Submit a distributed tensorflow job
Arena supports and simplifies distributed TensorFlow Training (PS/worker mode).
Warning
To run a distributed Tensorflow Training, you need to specify:
- GPUs of each worker (only for GPU workload)
- The number of workers (required)
- The number of PS (required)
- The docker image of worker (required)
- The docker image of PS (required)
- The Port of Worker (default is 22222)
- The Port of PS (default is 22223)
The following command is an example. In this example, it defines 2 workers and 1 PS, and each worker has 1 GPU. The source code of worker and PS are located in git, and the tensorboard are enabled.
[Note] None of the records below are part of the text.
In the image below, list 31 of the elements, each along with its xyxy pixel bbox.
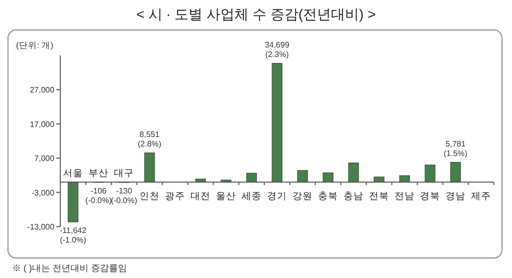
x-tick-label: 전북 [369,191,390,202]
data-label: 34,699 (2.3%) [264,40,290,59]
x-tick-label: 부산 [88,168,109,180]
x-tick-label: 서울 [63,168,84,180]
data-label: -11,642 (-1.0%) [60,226,87,245]
x-tick-label: 경북 [420,191,440,202]
y-tick-label: 27,000 [30,86,55,95]
y-tick-label: -13,000 [27,222,55,232]
y-tick-label: 7,000 [34,154,55,164]
x-tick-label: 충남 [344,191,364,202]
x-tick-label: 대전 [190,191,211,202]
x-tick-label: 광주 [165,191,186,202]
x-tick-label: 전남 [394,191,415,202]
chart-title: < 시 · 도별 사업체 수 증감(전년대비) > [136,6,376,22]
data-label: -130 (-0.0%) [110,186,138,206]
x-tick-label: 울산 [216,191,236,202]
y-tick-label: -3,000 [32,188,55,198]
y-axis-title: (단위: 개) [16,40,54,50]
x-tick-label: 경기 [267,191,288,202]
data-label: -106 (-0.0%) [85,186,112,206]
x-tick-label: 강원 [292,191,313,202]
x-tick-label: 세종 [242,191,262,202]
x-tick-label: 인천 [140,191,160,202]
x-tick-label: 제주 [471,191,492,202]
y-tick-label: 17,000 [30,120,55,129]
data-label: 8,551 (2.8%) [138,130,162,148]
x-tick-label: 대구 [114,168,134,180]
x-tick-label: 경남 [446,191,466,202]
x-tick-label: 충북 [318,191,338,202]
text: ※ ( )내는 전년대비 증감률임 [12,263,127,273]
data-label: 5,781 (1.5%) [444,139,468,158]
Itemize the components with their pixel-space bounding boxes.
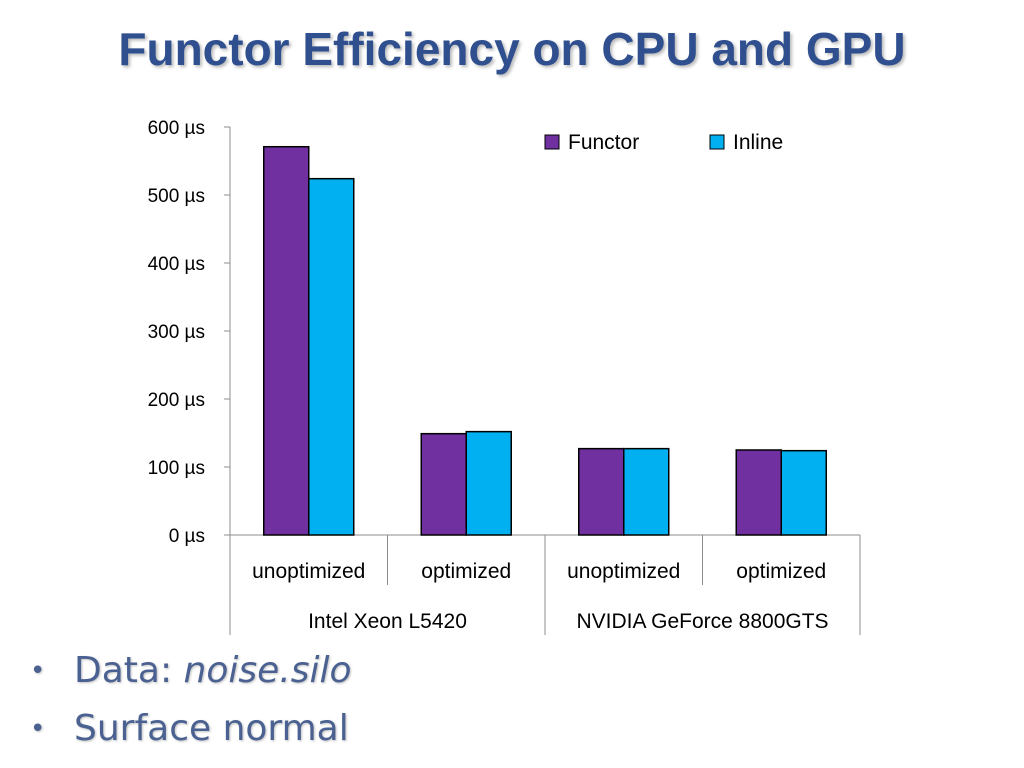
bullet-label: Data:	[74, 650, 184, 691]
legend-swatch-inline	[709, 134, 725, 150]
x-group-label: NVIDIA GeForce 8800GTS	[576, 610, 828, 633]
bar-functor	[420, 432, 467, 536]
y-tick-label: 600 µs	[148, 118, 205, 139]
y-tick-label: 300 µs	[148, 322, 205, 343]
legend-swatch-functor	[544, 134, 560, 150]
x-category-label: unoptimized	[252, 560, 365, 583]
bullet-item-data: • Data: noise.silo	[30, 642, 352, 700]
bar-functor	[735, 449, 782, 536]
bullet-label: Surface normal	[74, 708, 349, 749]
y-tick-label: 0 µs	[169, 526, 205, 547]
bullet-icon: •	[30, 656, 46, 686]
legend-label-functor: Functor	[568, 131, 639, 154]
bar-functor	[578, 447, 625, 536]
x-category-label: optimized	[736, 560, 826, 583]
bar-inline	[623, 447, 670, 536]
slide-title: Functor Efficiency on CPU and GPU	[118, 23, 906, 75]
bullet-list: • Data: noise.silo • Surface normal	[30, 642, 352, 758]
y-tick-label: 400 µs	[148, 254, 205, 275]
x-group-label: Intel Xeon L5420	[308, 610, 467, 633]
bar-functor	[263, 145, 310, 536]
x-category-label: unoptimized	[567, 560, 680, 583]
bullet-item-surface: • Surface normal	[30, 700, 352, 758]
bar-inline	[780, 449, 827, 536]
y-tick-label: 200 µs	[148, 390, 205, 411]
bar-inline	[308, 177, 355, 536]
y-tick-label: 100 µs	[148, 458, 205, 479]
legend-label-inline: Inline	[733, 131, 783, 154]
x-category-label: optimized	[421, 560, 511, 583]
y-tick-label: 500 µs	[148, 186, 205, 207]
bar-inline	[465, 430, 512, 536]
bullet-emphasis: noise.silo	[183, 650, 352, 691]
bullet-icon: •	[30, 714, 46, 744]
1. Submit the tensorflow training job.
$ arena submit tf \
--name=tf-dist-git \
--gpus=1 \
--workers=2 \
--worker-image=tensorflow/tensorflow:1.5.0-devel-gpu \
--sync-mode=git \
--sync-source=https://code.aliyun.com/xiaozhou/tensorflow-sample-code.git \
--ps=1 \
--ps-image=tensorflow/tensorflow:1.5.0-devel \
--tensorboard \
"python code/tensorflow-sample-code/tfjob/docker/v1alpha2/distributed-mnist/main.py --log_dir=/training_logs --data_dir=code/tensorflow-sample-code/data"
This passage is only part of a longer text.